Comparison: MoneyGram's API surface by integration use case
Use case | Primary API surface | Funding side | Payout side | Stablecoin involvement |
Consumer remittance app (cash-funded) | C2C send + status + webhooks | Cash at retail, debit, bank | Cash pickup, bank deposit | None required |
Payroll or marketplace payout | B2C disbursement + batch + status | Bank ACH, treasury | Cash pickup, bank deposit, wallet | Optional via MGUSD |
Crypto wallet adding fiat cash-in | MoneyGram Ramps (on-ramp) | Cash at retail in 30+ countries | USDC or XLM on Stellar | USDC (and MGUSD post-launch) |
Crypto exchange adding fiat cash-out | MoneyGram Ramps (off-ramp) | USDC or XLM on Stellar | Cash at retail in 170+ countries | USDC (and MGUSD post-launch) |
Treasury moving stablecoins to cash | Ramps + B2C disbursement | USDC, MGUSD on Stellar | Cash pickup, bank deposit | USDC, MGUSD |
Coverage and corridor support vary by product. The on-ramp covers 30+ countries and the off-ramp covers 170+ countries per MoneyGram's Ramps documentation. Standard C2C send reaches more than 200 countries and territories.
Sandbox vs production: how to start
MoneyGram provides a sandbox at sandboxapi.moneygram.com for development and a separate production environment at api.moneygram.com. Sandbox credentials are issued at signup; production credentials follow certification of the integration. For MoneyGram Ramps specifically, sandbox setup is documented at approximately five minutes per the May 2025 launch coverage.
A typical onboarding path looks like this. Register on the developer portal. Get sandbox OAuth credentials. Build and test against the sandbox endpoints, including webhook subscriptions for transaction events. Submit the integration for certification. Receive production credentials and migrate the integration to the production base URL.
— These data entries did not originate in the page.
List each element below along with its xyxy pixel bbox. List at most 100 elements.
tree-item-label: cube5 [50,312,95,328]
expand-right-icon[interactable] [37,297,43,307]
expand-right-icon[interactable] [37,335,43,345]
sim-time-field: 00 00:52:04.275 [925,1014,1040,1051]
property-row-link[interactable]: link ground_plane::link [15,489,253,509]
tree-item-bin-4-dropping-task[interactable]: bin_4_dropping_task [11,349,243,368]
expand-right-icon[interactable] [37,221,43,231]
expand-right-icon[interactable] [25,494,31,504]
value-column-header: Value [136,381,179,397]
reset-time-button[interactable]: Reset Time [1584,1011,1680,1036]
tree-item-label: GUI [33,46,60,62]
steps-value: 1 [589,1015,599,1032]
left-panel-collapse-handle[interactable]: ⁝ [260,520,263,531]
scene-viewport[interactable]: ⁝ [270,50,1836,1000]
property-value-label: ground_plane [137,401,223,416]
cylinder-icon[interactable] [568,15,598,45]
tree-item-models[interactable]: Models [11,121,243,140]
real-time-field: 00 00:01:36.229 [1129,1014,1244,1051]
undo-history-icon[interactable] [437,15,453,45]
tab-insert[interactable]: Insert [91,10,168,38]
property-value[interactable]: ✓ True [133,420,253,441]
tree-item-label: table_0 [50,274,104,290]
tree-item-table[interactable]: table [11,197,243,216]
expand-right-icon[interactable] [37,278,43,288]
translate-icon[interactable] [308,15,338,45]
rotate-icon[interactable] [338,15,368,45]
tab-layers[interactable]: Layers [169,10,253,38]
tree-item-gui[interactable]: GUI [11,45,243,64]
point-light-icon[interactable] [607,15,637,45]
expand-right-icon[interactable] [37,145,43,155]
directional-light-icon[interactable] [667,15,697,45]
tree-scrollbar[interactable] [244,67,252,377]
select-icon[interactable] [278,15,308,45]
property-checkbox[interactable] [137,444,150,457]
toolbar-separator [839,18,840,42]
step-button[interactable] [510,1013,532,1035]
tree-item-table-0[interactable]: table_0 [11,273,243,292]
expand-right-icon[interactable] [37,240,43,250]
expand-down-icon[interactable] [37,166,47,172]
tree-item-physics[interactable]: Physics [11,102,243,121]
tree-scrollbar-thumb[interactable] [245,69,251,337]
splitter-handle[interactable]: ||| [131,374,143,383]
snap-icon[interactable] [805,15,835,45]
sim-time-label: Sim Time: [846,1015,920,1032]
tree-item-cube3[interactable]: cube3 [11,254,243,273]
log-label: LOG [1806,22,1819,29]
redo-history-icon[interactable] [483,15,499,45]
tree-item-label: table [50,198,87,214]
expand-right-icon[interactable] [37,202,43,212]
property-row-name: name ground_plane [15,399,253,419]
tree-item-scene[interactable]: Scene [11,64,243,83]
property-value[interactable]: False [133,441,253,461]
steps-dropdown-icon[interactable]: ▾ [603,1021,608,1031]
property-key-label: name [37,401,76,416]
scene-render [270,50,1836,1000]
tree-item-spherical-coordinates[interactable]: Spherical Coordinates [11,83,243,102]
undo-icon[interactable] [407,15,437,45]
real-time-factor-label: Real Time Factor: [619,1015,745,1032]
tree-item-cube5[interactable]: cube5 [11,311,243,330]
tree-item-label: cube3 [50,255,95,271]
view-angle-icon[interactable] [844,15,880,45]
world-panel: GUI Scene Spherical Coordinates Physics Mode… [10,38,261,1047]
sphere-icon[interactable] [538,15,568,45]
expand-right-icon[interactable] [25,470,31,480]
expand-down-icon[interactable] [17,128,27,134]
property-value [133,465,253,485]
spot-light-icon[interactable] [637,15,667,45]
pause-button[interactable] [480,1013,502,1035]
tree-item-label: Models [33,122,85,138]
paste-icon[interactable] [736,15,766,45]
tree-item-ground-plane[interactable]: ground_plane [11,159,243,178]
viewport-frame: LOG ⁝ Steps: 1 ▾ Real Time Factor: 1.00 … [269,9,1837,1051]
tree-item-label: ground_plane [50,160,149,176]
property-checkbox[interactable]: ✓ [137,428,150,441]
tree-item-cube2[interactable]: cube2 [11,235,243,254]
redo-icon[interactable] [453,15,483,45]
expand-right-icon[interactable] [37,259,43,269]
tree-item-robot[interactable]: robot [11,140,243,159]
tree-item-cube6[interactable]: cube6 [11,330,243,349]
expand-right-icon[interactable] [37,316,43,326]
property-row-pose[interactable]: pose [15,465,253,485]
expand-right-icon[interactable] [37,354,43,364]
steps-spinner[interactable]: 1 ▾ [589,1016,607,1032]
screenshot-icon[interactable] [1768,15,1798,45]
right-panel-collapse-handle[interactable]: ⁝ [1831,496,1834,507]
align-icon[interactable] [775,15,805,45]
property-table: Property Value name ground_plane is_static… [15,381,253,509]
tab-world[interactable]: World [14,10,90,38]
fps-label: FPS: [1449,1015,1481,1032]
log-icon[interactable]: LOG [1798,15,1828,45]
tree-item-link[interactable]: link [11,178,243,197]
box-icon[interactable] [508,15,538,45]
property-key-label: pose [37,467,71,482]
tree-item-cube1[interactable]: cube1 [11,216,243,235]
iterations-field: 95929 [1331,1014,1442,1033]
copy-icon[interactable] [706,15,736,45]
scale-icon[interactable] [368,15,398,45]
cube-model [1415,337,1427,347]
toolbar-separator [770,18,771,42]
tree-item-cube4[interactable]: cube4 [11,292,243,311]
For Ramps integrations, MoneyGram documents a wallet-domain allowlist step so on-ramp and off-ramp endpoints work with the integrator's frontend. That step replaces the longer manual onboarding that preceded the May 2025 Ramps launch.
Methodology and sources
This article was assembled from MoneyGram's developer portal at developer.moneygram.com (consulted June 2026), the MoneyGram Ramps launch release (PR Newswire, May 2, 2025), PYMNTS coverage of the Ramps launch (May 2025), Electronic Payments International coverage of the Ramps launch (May 2025), and the MGUSD launch release (PR Newswire, June 2, 2026). Partner stack details for MGUSD (Bridge, M0, Fireblocks, Stellar Development Foundation) come from the June 2 launch release. Sandbox and production base URLs come from the developer portal's overview page. Where MGUSD's onchain mechanics are described, the framing follows the launch announcement; as of June 2026, limited public technical detail is available beyond what's in that release.